Other than hilarious sartorial adventures, no movement from the baby that I can discern as yet. There have been tiny little lumpy feelings, like a pulse in my abdomen or like food moving through intestines. But who knows? That could actually be my pulse or digestion...

This week is enormous for me. This Thursday is the one-year anniversary of the day we lost the baby.

It is also the day we have our 18-week full morphology (anatomy) scan.

The coincidences continue.

Tuesday, September 6, 2011

Coincidence much?

I remember being really struck by a particular book when I was in my teens.

Sure, there was Shakespeare and George Orwell and Harper Lee, but one of the most memorable was a bizarre little paperback with a light blue cover all about coincidence.

It was a dog-eared collection of anecdotes from around the world about the unexplained phenomenon. Some called it fate, the book’s intro said, others thought it more mystical than that, but the stories of coincidence it contained proved that whatever it was, it was real and quite jaw-dropping.

I think I found it for 50 cents in a second-hand shop somewhere random. The ominous lightning strike on its cover appealed to my teenage mind. Back then, I probably thought it was edgy and hoped mum would think I was into the occult.

There were all sorts of stories of a long-lost family heirloom that is suddenly found after a relative’s favourite flower grows in the exact spot where it’s buried; or the twin feeling the other twin’s pain at the same moment, on the other side of the world; or of certain meaningful things happening on key dates, centuries later, auspicious and freaky.

In the years since, I do pay particular attention to those moments that happen in life...like someone popping into your thoughts minutes before they ring you on the phone, dreaming about something a few days before it happens and things like that.

With this pregnancy – see, there is a link in here somewhere – I know how real coincidence is in my life, but I am not sure of its meaning. Or even if it has one.

By some random eventuality, the embryo that is now the baby I am carrying was implanted in me on the very same date as our little boy’s was in Tracey, four years ago.

To the day.

There is no way we could have orchestrated that or manipulated that if we tried by lining up cycles and doctor’s visits and hospital theatre schedules and chance.

I am due on my partner’s birthday.

I found out today that our OBGYN is taking a week off right around my due date. The number three came up a lot early in my pregnancy.
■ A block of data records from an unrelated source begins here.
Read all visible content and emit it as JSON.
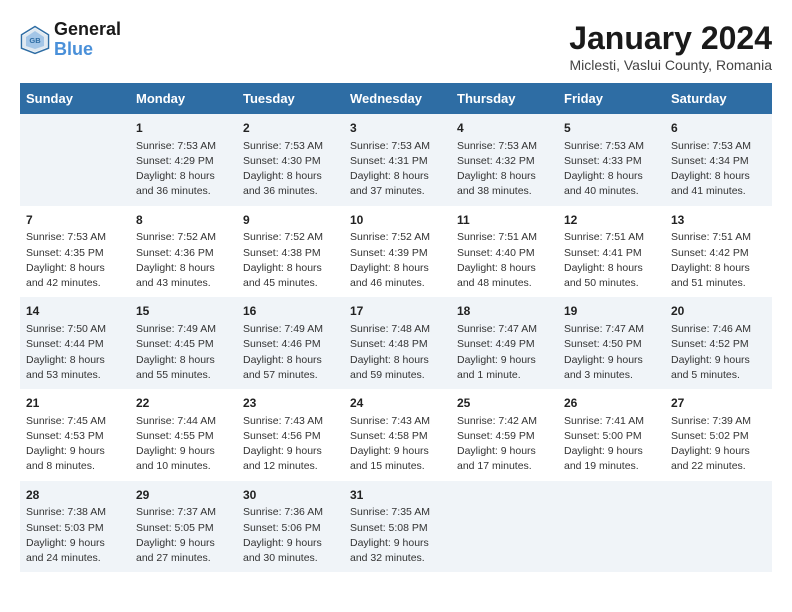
{
  "logo": {
    "line1": "General",
    "line2": "Blue"
  },
  "title": "January 2024",
  "subtitle": "Miclesti, Vaslui County, Romania",
  "header_color": "#2e6da4",
  "days_of_week": [
    "Sunday",
    "Monday",
    "Tuesday",
    "Wednesday",
    "Thursday",
    "Friday",
    "Saturday"
  ],
  "weeks": [
    [
      {
        "day": "",
        "info": ""
      },
      {
        "day": "1",
        "info": "Sunrise: 7:53 AM\nSunset: 4:29 PM\nDaylight: 8 hours\nand 36 minutes."
      },
      {
        "day": "2",
        "info": "Sunrise: 7:53 AM\nSunset: 4:30 PM\nDaylight: 8 hours\nand 36 minutes."
      },
      {
        "day": "3",
        "info": "Sunrise: 7:53 AM\nSunset: 4:31 PM\nDaylight: 8 hours\nand 37 minutes."
      },
      {
        "day": "4",
        "info": "Sunrise: 7:53 AM\nSunset: 4:32 PM\nDaylight: 8 hours\nand 38 minutes."
      },
      {
        "day": "5",
        "info": "Sunrise: 7:53 AM\nSunset: 4:33 PM\nDaylight: 8 hours\nand 40 minutes."
      },
      {
        "day": "6",
        "info": "Sunrise: 7:53 AM\nSunset: 4:34 PM\nDaylight: 8 hours\nand 41 minutes."
      }
    ],
    [
      {
        "day": "7",
        "info": "Sunrise: 7:53 AM\nSunset: 4:35 PM\nDaylight: 8 hours\nand 42 minutes."
      },
      {
        "day": "8",
        "info": "Sunrise: 7:52 AM\nSunset: 4:36 PM\nDaylight: 8 hours\nand 43 minutes."
      },
      {
        "day": "9",
        "info": "Sunrise: 7:52 AM\nSunset: 4:38 PM\nDaylight: 8 hours\nand 45 minutes."
      },
      {
        "day": "10",
        "info": "Sunrise: 7:52 AM\nSunset: 4:39 PM\nDaylight: 8 hours\nand 46 minutes."
      },
      {
        "day": "11",
        "info": "Sunrise: 7:51 AM\nSunset: 4:40 PM\nDaylight: 8 hours\nand 48 minutes."
      },
      {
        "day": "12",
        "info": "Sunrise: 7:51 AM\nSunset: 4:41 PM\nDaylight: 8 hours\nand 50 minutes."
      },
      {
        "day": "13",
        "info": "Sunrise: 7:51 AM\nSunset: 4:42 PM\nDaylight: 8 hours\nand 51 minutes."
      }
    ],
    [
      {
        "day": "14",
        "info": "Sunrise: 7:50 AM\nSunset: 4:44 PM\nDaylight: 8 hours\nand 53 minutes."
      },
      {
        "day": "15",
        "info": "Sunrise: 7:49 AM\nSunset: 4:45 PM\nDaylight: 8 hours\nand 55 minutes."
      },
      {
        "day": "16",
        "info": "Sunrise: 7:49 AM\nSunset: 4:46 PM\nDaylight: 8 hours\nand 57 minutes."
      },
      {
        "day": "17",
        "info": "Sunrise: 7:48 AM\nSunset: 4:48 PM\nDaylight: 8 hours\nand 59 minutes."
      },
      {
        "day": "18",
        "info": "Sunrise: 7:47 AM\nSunset: 4:49 PM\nDaylight: 9 hours\nand 1 minute."
      },
      {
        "day": "19",
        "info": "Sunrise: 7:47 AM\nSunset: 4:50 PM\nDaylight: 9 hours\nand 3 minutes."
      },
      {
        "day": "20",
        "info": "Sunrise: 7:46 AM\nSunset: 4:52 PM\nDaylight: 9 hours\nand 5 minutes."
      }
    ],
    [
      {
        "day": "21",
        "info": "Sunrise: 7:45 AM\nSunset: 4:53 PM\nDaylight: 9 hours\nand 8 minutes."
      },
      {
        "day": "22",
        "info": "Sunrise: 7:44 AM\nSunset: 4:55 PM\nDaylight: 9 hours\nand 10 minutes."
      },
      {
        "day": "23",
        "info": "Sunrise: 7:43 AM\nSunset: 4:56 PM\nDaylight: 9 hours\nand 12 minutes."
      },
      {
        "day": "24",
        "info": "Sunrise: 7:43 AM\nSunset: 4:58 PM\nDaylight: 9 hours\nand 15 minutes."
      },
      {
        "day": "25",
        "info": "Sunrise: 7:42 AM\nSunset: 4:59 PM\nDaylight: 9 hours\nand 17 minutes."
      },
      {
        "day": "26",
        "info": "Sunrise: 7:41 AM\nSunset: 5:00 PM\nDaylight: 9 hours\nand 19 minutes."
      },
      {
        "day": "27",
        "info": "Sunrise: 7:39 AM\nSunset: 5:02 PM\nDaylight: 9 hours\nand 22 minutes."
      }
    ],
    [
      {
        "day": "28",
        "info": "Sunrise: 7:38 AM\nSunset: 5:03 PM\nDaylight: 9 hours\nand 24 minutes."
      },
      {
        "day": "29",
        "info": "Sunrise: 7:37 AM\nSunset: 5:05 PM\nDaylight: 9 hours\nand 27 minutes."
      },
      {
        "day": "30",
        "info": "Sunrise: 7:36 AM\nSunset: 5:06 PM\nDaylight: 9 hours\nand 30 minutes."
      },
      {
        "day": "31",
        "info": "Sunrise: 7:35 AM\nSunset: 5:08 PM\nDaylight: 9 hours\nand 32 minutes."
      },
      {
        "day": "",
        "info": ""
      },
      {
        "day": "",
        "info": ""
      },
      {
        "day": "",
        "info": ""
      }
    ]
  ]
}
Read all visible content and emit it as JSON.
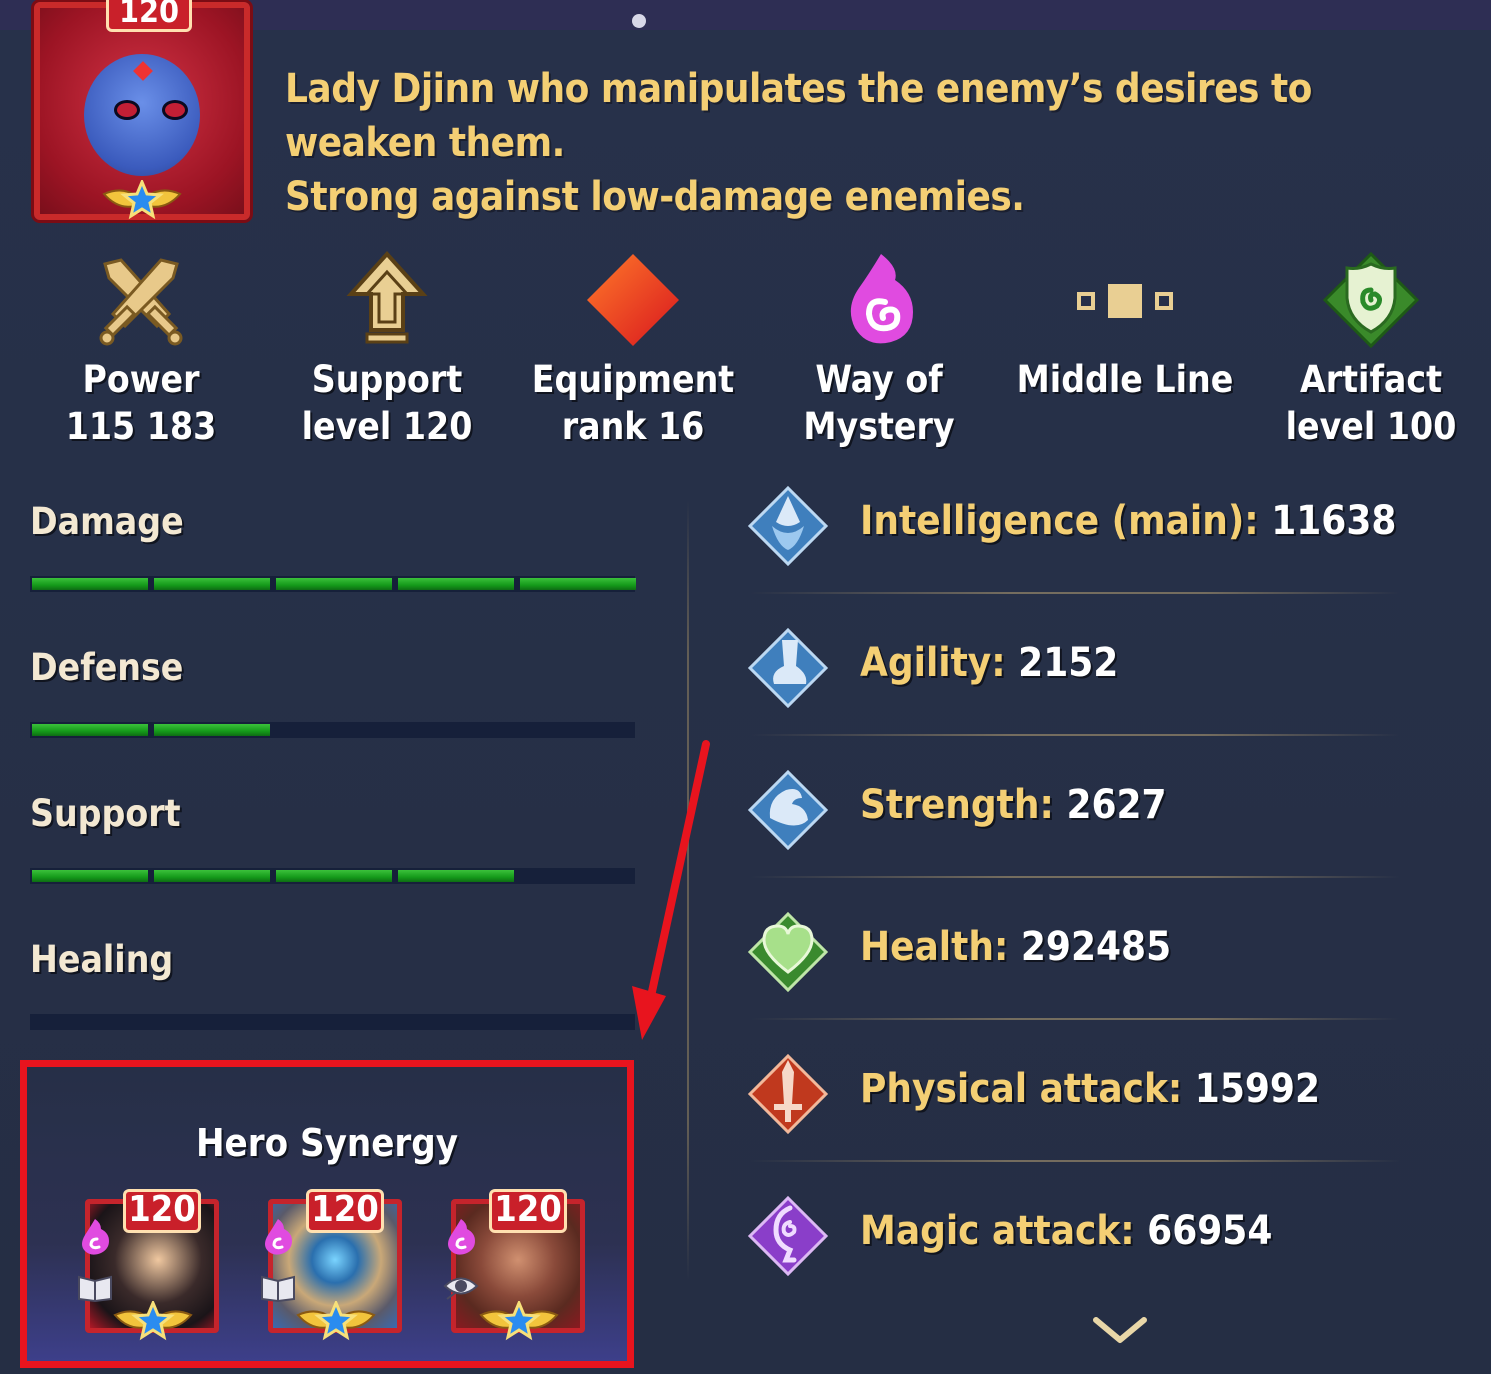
{
  "hero": {
    "level": "120",
    "description": "Lady Djinn who manipulates the enemy’s desires to weaken them.\nStrong against low-damage enemies."
  },
  "summary": [
    {
      "icon": "crossed-swords-icon",
      "label": "Power\n115 183"
    },
    {
      "icon": "support-arrow-icon",
      "label": "Support\nlevel 120"
    },
    {
      "icon": "equipment-rank-diamond-icon",
      "label": "Equipment\nrank 16"
    },
    {
      "icon": "way-of-mystery-flame-icon",
      "label": "Way of\nMystery"
    },
    {
      "icon": "middle-line-icon",
      "label": "Middle Line"
    },
    {
      "icon": "artifact-shield-icon",
      "label": "Artifact\nlevel 100"
    }
  ],
  "stat_bars": [
    {
      "label": "Damage",
      "filled_segments": 5,
      "total_segments": 5
    },
    {
      "label": "Defense",
      "filled_segments": 2,
      "total_segments": 5
    },
    {
      "label": "Support",
      "filled_segments": 4,
      "total_segments": 5
    },
    {
      "label": "Healing",
      "filled_segments": 0,
      "total_segments": 5
    }
  ],
  "attributes": [
    {
      "icon": "intelligence-icon",
      "name": "Intelligence (main): ",
      "value": "11638",
      "color": "#4b8fd0"
    },
    {
      "icon": "agility-icon",
      "name": "Agility: ",
      "value": "2152",
      "color": "#4b8fd0"
    },
    {
      "icon": "strength-icon",
      "name": "Strength: ",
      "value": "2627",
      "color": "#4b8fd0"
    },
    {
      "icon": "health-heart-icon",
      "name": "Health: ",
      "value": "292485",
      "color": "#3a9a2e"
    },
    {
      "icon": "physical-attack-sword-icon",
      "name": "Physical attack: ",
      "value": "15992",
      "color": "#c0391e"
    },
    {
      "icon": "magic-attack-icon",
      "name": "Magic attack: ",
      "value": "66954",
      "color": "#8a3ec9"
    }
  ],
  "synergy": {
    "title": "Hero Synergy",
    "heroes": [
      {
        "level": "120",
        "role": "book-icon"
      },
      {
        "level": "120",
        "role": "book-icon"
      },
      {
        "level": "120",
        "role": "eye-icon"
      }
    ]
  },
  "colors": {
    "accent_gold": "#f4cf74",
    "bar_green": "#1fa122",
    "highlight_red": "#e8141e"
  }
}
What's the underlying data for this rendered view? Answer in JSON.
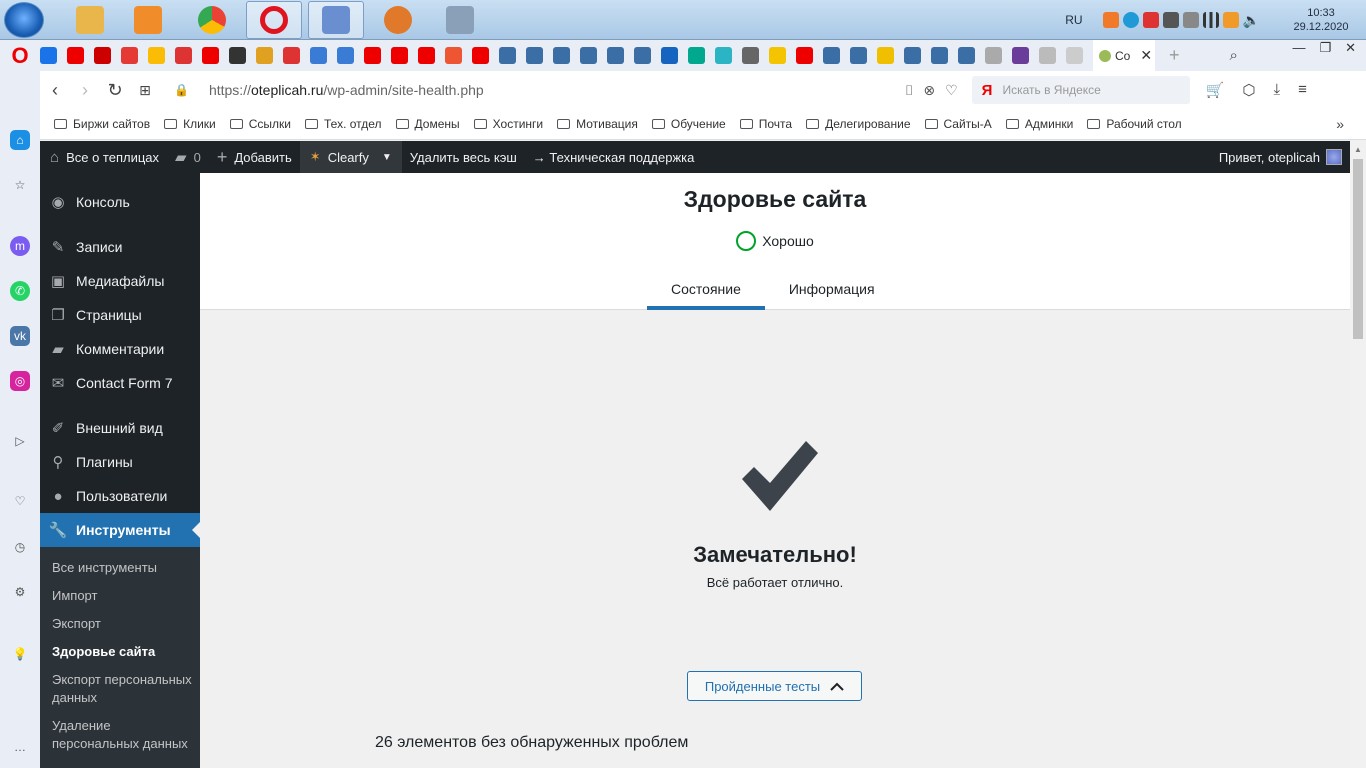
{
  "taskbar": {
    "apps": [
      {
        "name": "explorer-icon",
        "color": "#e8b64a"
      },
      {
        "name": "media-player-icon",
        "color": "#f08c2a"
      },
      {
        "name": "chrome-icon",
        "color": "#34a853"
      },
      {
        "name": "opera-icon",
        "color": "#e0141e"
      },
      {
        "name": "text-editor-icon",
        "color": "#6a8fd0"
      },
      {
        "name": "eye-app-icon",
        "color": "#e07a2a"
      },
      {
        "name": "calculator-icon",
        "color": "#8aa0b8"
      }
    ],
    "lang": "RU",
    "time": "10:33",
    "date": "29.12.2020"
  },
  "browser": {
    "logo": "O",
    "active_tab_label": "Со",
    "tab_icon_count": 42,
    "url_scheme": "https://",
    "url_host": "oteplicah.ru",
    "url_path": "/wp-admin/site-health.php",
    "search_placeholder": "Искать в Яндексе",
    "search_logo": "Я"
  },
  "bookmarks": [
    "Биржи сайтов",
    "Клики",
    "Ссылки",
    "Тех. отдел",
    "Домены",
    "Хостинги",
    "Мотивация",
    "Обучение",
    "Почта",
    "Делегирование",
    "Сайты-А",
    "Админки",
    "Рабочий стол"
  ],
  "adminbar": {
    "site_name": "Все о теплицах",
    "comments_count": "0",
    "add_new": "Добавить",
    "clearfy": "Clearfy",
    "clear_cache": "Удалить весь кэш",
    "support": "→ Техническая поддержка",
    "greeting": "Привет, oteplicah"
  },
  "menu": {
    "items": [
      {
        "label": "Консоль",
        "icon": "dashboard-icon"
      },
      {
        "label": "Записи",
        "icon": "pin-icon"
      },
      {
        "label": "Медиафайлы",
        "icon": "media-icon"
      },
      {
        "label": "Страницы",
        "icon": "pages-icon"
      },
      {
        "label": "Комментарии",
        "icon": "comments-icon"
      },
      {
        "label": "Contact Form 7",
        "icon": "mail-icon"
      },
      {
        "label": "Внешний вид",
        "icon": "brush-icon"
      },
      {
        "label": "Плагины",
        "icon": "plugin-icon"
      },
      {
        "label": "Пользователи",
        "icon": "users-icon"
      },
      {
        "label": "Инструменты",
        "icon": "wrench-icon"
      }
    ],
    "submenu": [
      "Все инструменты",
      "Импорт",
      "Экспорт",
      "Здоровье сайта",
      "Экспорт персональных данных",
      "Удаление персональных данных"
    ]
  },
  "content": {
    "title": "Здоровье сайта",
    "status": "Хорошо",
    "tabs": [
      "Состояние",
      "Информация"
    ],
    "great_title": "Замечательно!",
    "great_sub": "Всё работает отлично.",
    "passed_button": "Пройденные тесты",
    "passed_count": "26 элементов без обнаруженных проблем"
  },
  "colors": {
    "wp_dark": "#1d2327",
    "wp_blue": "#2271b1",
    "status_good": "#00a32a"
  }
}
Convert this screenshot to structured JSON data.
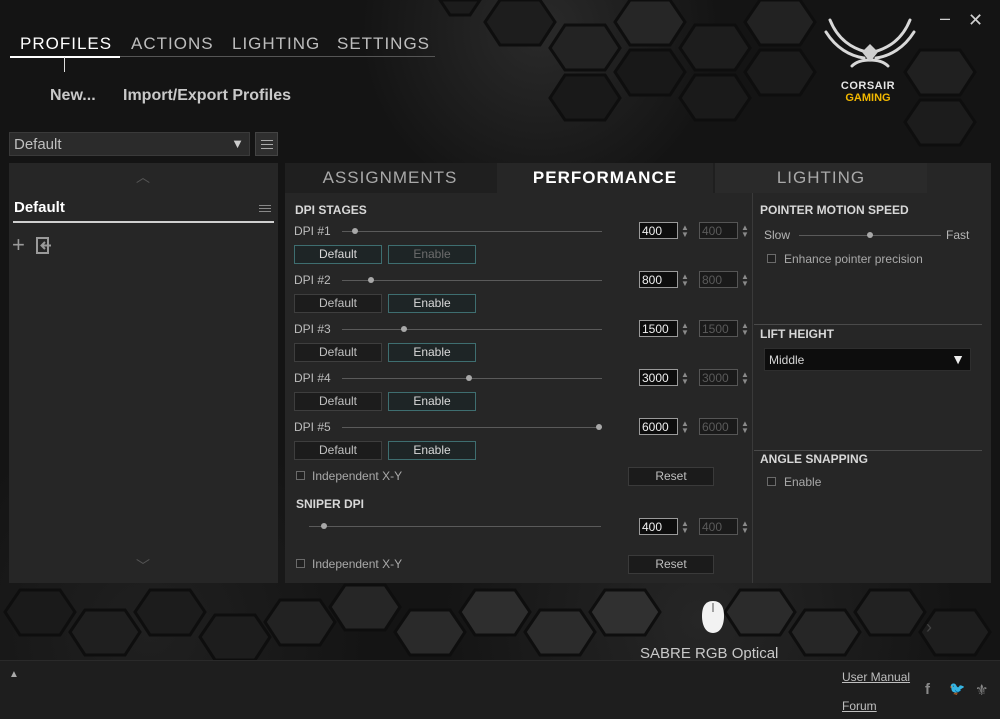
{
  "window": {
    "minimize": "–",
    "close": "✕"
  },
  "nav": {
    "tabs": [
      {
        "label": "PROFILES"
      },
      {
        "label": "ACTIONS"
      },
      {
        "label": "LIGHTING"
      },
      {
        "label": "SETTINGS"
      }
    ],
    "new_label": "New...",
    "import_export_label": "Import/Export Profiles"
  },
  "logo": {
    "line1": "CORSAIR",
    "line2": "GAMING",
    "accent_color": "#f2b800"
  },
  "profile_select": {
    "value": "Default",
    "arrow": "▼"
  },
  "profiles": {
    "items": [
      {
        "label": "Default"
      }
    ],
    "add_icon": "+",
    "up_chevron": "︿",
    "down_chevron": "﹀"
  },
  "subtabs": {
    "assignments": "ASSIGNMENTS",
    "performance": "PERFORMANCE",
    "lighting": "LIGHTING"
  },
  "dpi": {
    "title": "DPI STAGES",
    "default_label": "Default",
    "enable_label": "Enable",
    "stages": [
      {
        "label": "DPI #1",
        "value": "400",
        "y_value": "400",
        "level": 0.05
      },
      {
        "label": "DPI #2",
        "value": "800",
        "y_value": "800",
        "level": 0.11
      },
      {
        "label": "DPI #3",
        "value": "1500",
        "y_value": "1500",
        "level": 0.24
      },
      {
        "label": "DPI #4",
        "value": "3000",
        "y_value": "3000",
        "level": 0.49
      },
      {
        "label": "DPI #5",
        "value": "6000",
        "y_value": "6000",
        "level": 0.99
      }
    ],
    "independent_xy": "Independent X-Y",
    "reset": "Reset"
  },
  "sniper": {
    "title": "SNIPER DPI",
    "value": "400",
    "y_value": "400",
    "level": 0.05,
    "independent_xy": "Independent X-Y",
    "reset": "Reset"
  },
  "pointer": {
    "title": "POINTER MOTION SPEED",
    "slow": "Slow",
    "fast": "Fast",
    "level": 0.5,
    "enhance": "Enhance pointer precision"
  },
  "lift": {
    "title": "LIFT HEIGHT",
    "value": "Middle",
    "arrow": "▼"
  },
  "angle": {
    "title": "ANGLE SNAPPING",
    "enable": "Enable"
  },
  "device": {
    "name": "SABRE RGB Optical",
    "next_arrow": "›"
  },
  "footer": {
    "up_arrow": "▲",
    "user_manual": "User Manual",
    "forum": "Forum",
    "facebook": "f",
    "twitter": "🐦",
    "corsair": "⚜"
  }
}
I was in theatre three, we sat at table three the night we had our embryo transfer to celebrate with dinner out and our little boy is three. It prompted T to surmise that I would probably go past my due date and give birth on the 3rd of the 3rd.

Our OBGYN is due back from his leave on the 3rd of the 3rd.

Over the weekend, we realised another freaky coincidence.

Our 18-week scan – the one we are counting down to so desperately – is on September 22. They day we lost our baby last year.

Tracey said to me “Do you think it’s trying to tell us something, that everything will be ok this time?”

I don't know what in tarnation "it" is, but sweet lord, I hope that's what it's saying!